South Mahoning Township is a township in Indiana County, Pennsylvania, United States. The population was 1,841 at the 2020 census. Historic communities in the township include Ambrose, Denton, Elkin, Frantz, McCormick, Rossmoyne and Wells. The township surrounds Plumville, a separately incorporated borough.

History
The John B. McCormick House was listed on the National Register of Historic Places in 1974.

Geography
According to the United States Census Bureau, the township has a total area of 28.6 square miles (74.0 km2), all  land.

Streams
The Cowanshannock Creek rises in South Mahoning Township.

Demographics

At the 2000 census, there were 1,852 people, 616 households and 481 families residing in the township. The population density was 64.8 per square mile (25.0/km2)  There were 677 housing units at an average density of 23.7/sq mi (9.1/km2). The racial makeup of the township was 99.51% White, 0.05% African American, 0.05% Native American, 0.22% Pacific Islander, 0.05% from other races, and 0.11% from two or more races.

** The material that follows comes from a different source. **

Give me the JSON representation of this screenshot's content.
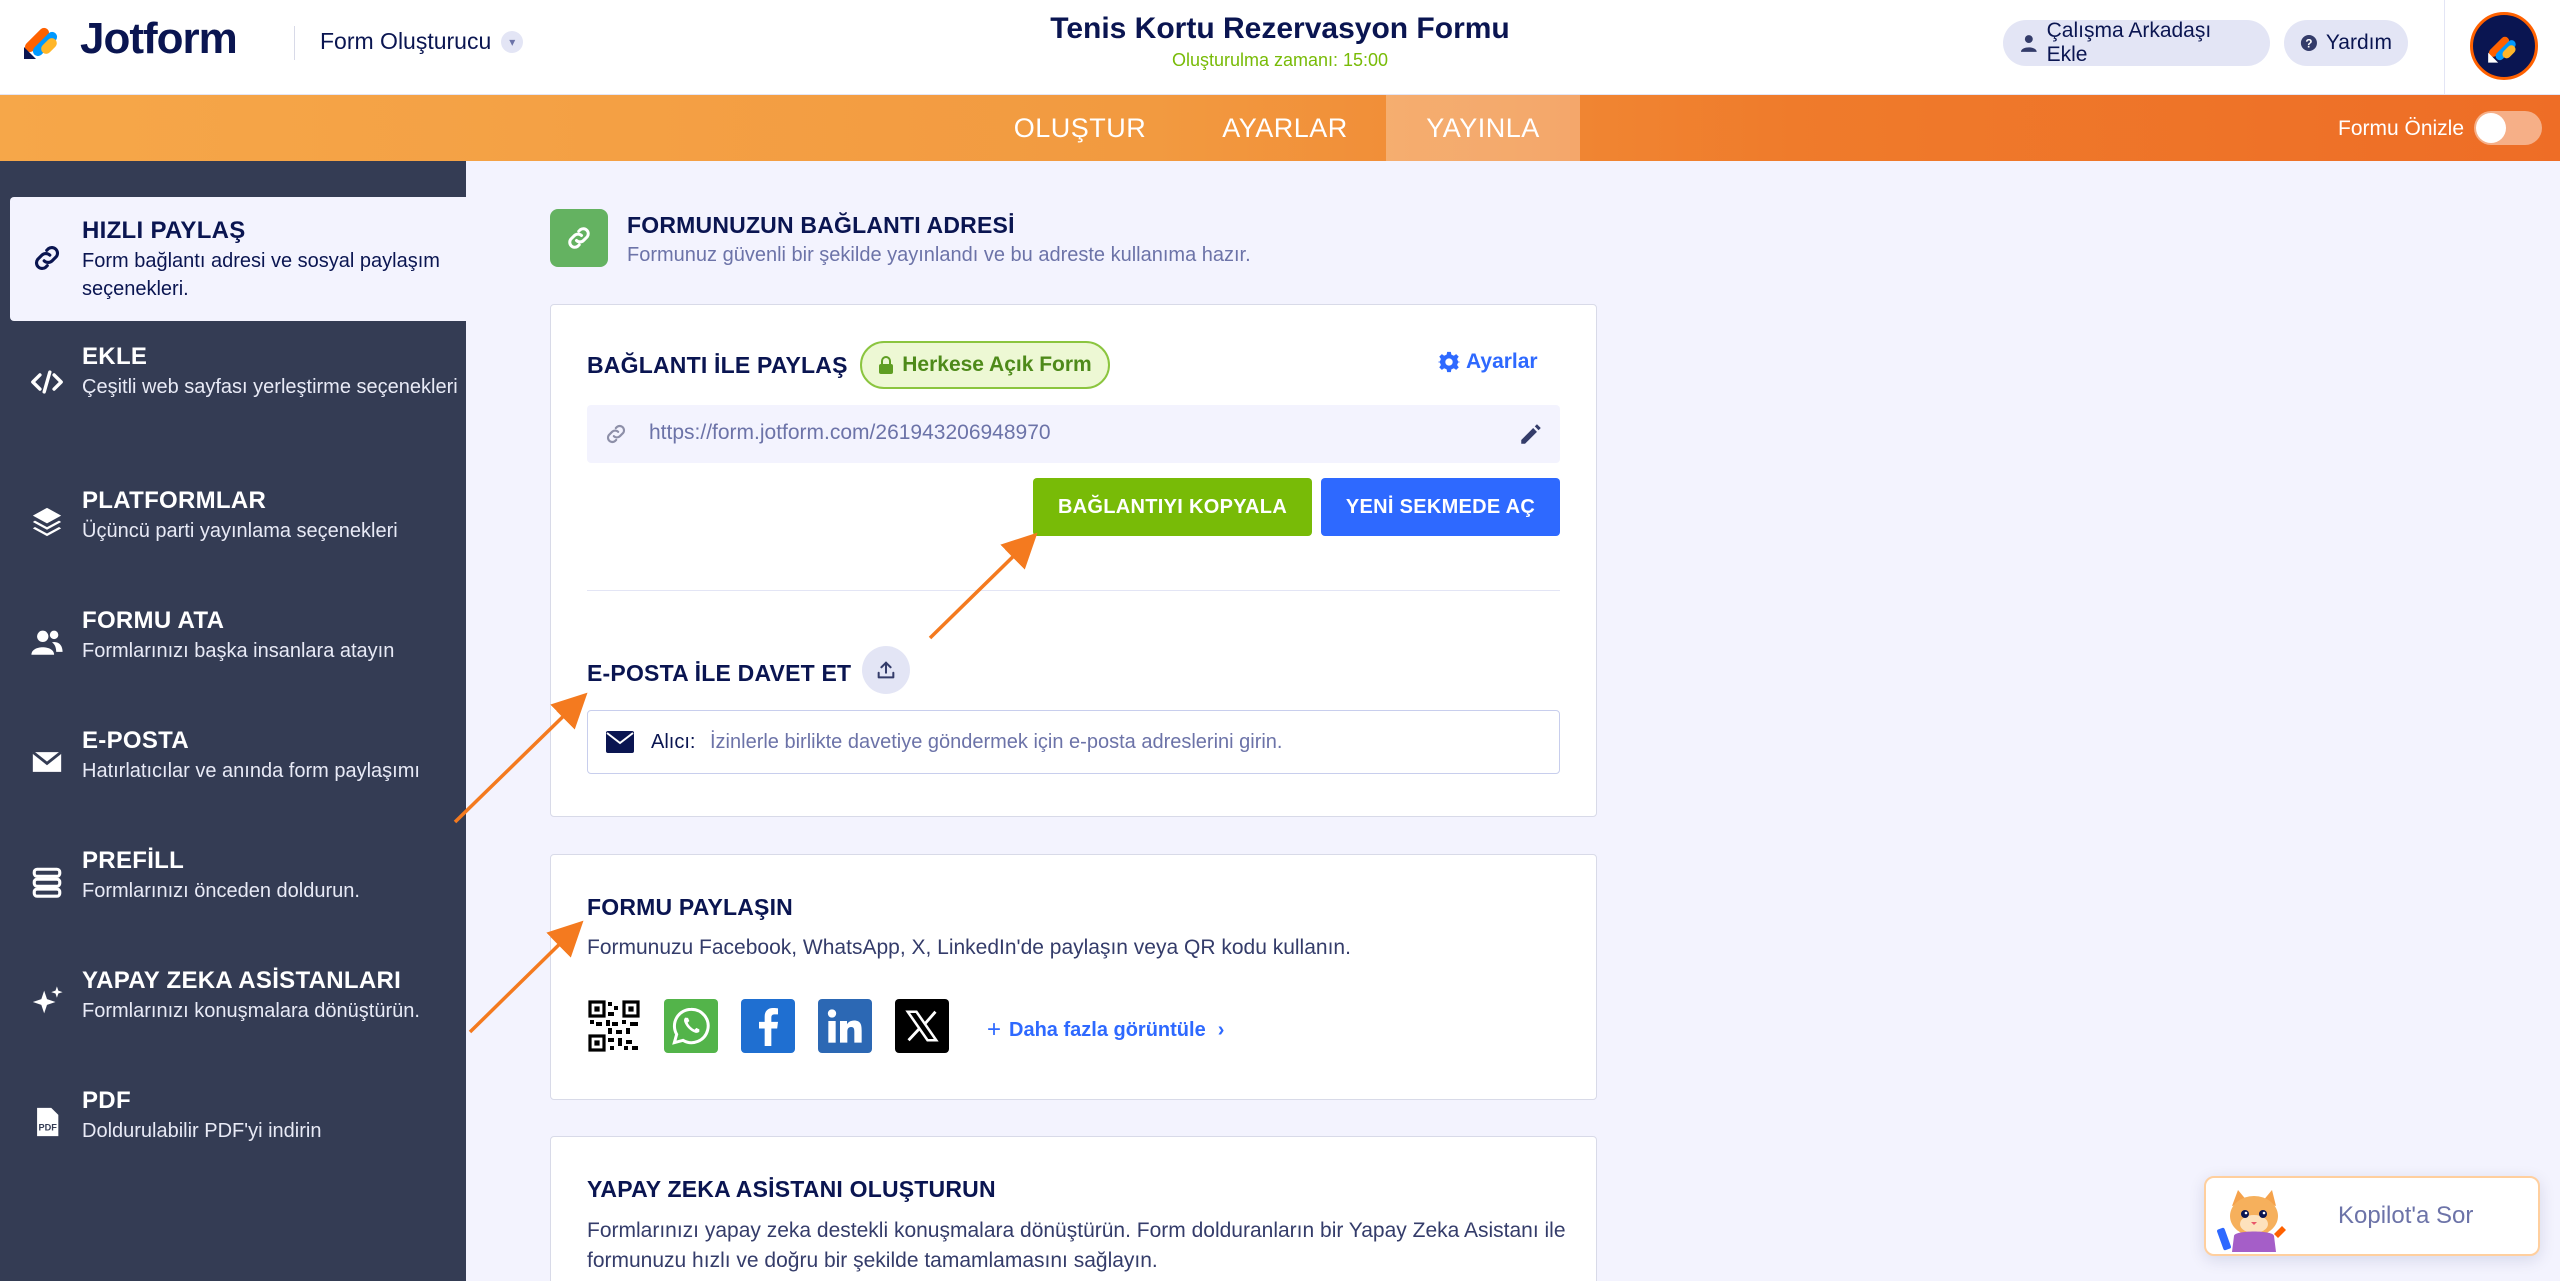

There were 616 households, of which 38.3% had children under the age of 18 living with them, 69.5% were married couples living together, 4.9% had a female householder with no husband present, and 21.9% were non-families. 18.8% of all households were made up of individuals, and 8.3% had someone living alone who was 65 years of age or older. The average household size was 3.01 and the average family size was 3.49.

32.7% of the population were under the age of 18, 7.6% from 18 to 24, 28.0% from 25 to 44, 20.2% from 45 to 64, and 11.6% who were 65 years of age or older. The median age was 33 years. For every 100 females there were 103.7 males. For every 100 females age 18 and over, there were 101.8 males.

The median household income was $32,308 and the median family income was $34,556. Males had a median income of $28,688 and females $20,375. The per capita income was $13,191. About 13.9% of families and 22.5% of the population were below the poverty line, including 37.1% of those under age 18 and 17.7% of those age 65 or over.